I’ve previously written of how the New York Public Library provided a invaluable resource in my early music self education (https://roymusicusa.com/2017/01/13/blues-for-new-orleans-duke-ellington-the-new-york-public-library-and-me/), Pre-internet, it was the only way I would get to hear musicians and pieces of music that I read about. I was reading up on Bach and was fascinated to learn that he composed a series of pieces for solo cello, solo violin and solo flute. Given that these instruments are for the most part restricted to single line melodies (yeah, the cello and violin can play two notes at a time but that ability is very limited), they are not the type of instruments typically featured in solo instrumental pieces. Those are usually reserved for instruments that can supply their own harmony like keyboards. So it was with great interest when I was able to take out of my public library a recording of a couple of the Suites for Solo Cello. The first piece on the record was the Prelude for Cello Suite No. 1 in G Major and I was hooked.

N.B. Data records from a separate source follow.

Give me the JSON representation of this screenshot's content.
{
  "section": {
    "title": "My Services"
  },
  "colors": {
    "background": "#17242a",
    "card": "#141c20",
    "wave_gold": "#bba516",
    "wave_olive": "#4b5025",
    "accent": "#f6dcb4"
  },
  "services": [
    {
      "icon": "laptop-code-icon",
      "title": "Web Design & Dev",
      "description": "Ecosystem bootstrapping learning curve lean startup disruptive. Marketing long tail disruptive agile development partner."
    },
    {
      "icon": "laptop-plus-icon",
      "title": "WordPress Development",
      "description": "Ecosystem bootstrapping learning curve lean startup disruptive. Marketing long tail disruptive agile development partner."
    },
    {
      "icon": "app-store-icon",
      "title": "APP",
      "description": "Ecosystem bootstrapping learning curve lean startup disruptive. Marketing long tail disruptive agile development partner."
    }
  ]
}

I have since heard the Prelude thousands of times, often as background music in commercials for products that are suppose to convey some sense of class. It is ubiquitous. For a time it was my old Razor cell phone’s ring tone. Google famous cello tunes and it will come up as #1. The video below helps to explain why.
As the video explains, the piece itself isn’t very complicated but then takes it’s simple musical elements and uses them to create something much greater that the sum of it’s parts.
That famous cello prelude, deconstructed
Guitar arrangements (known in classical music terms as transcriptions) of the Bach Cello Suites are a mainstay of the classical guitar repertoire Below is guitarist Ana Vidovic’s performance of the Cello Suite No. 1 Prelude in G Major.
Ana Vidovic plays from the Cello Suite No. 1 Prelude in G Major BWV 1007 – BACH
This is amazing music that has and will stand the test of time. When the world is becoming a little too much I find myself going to Bach to convince myself that there is still truth and beauty and good.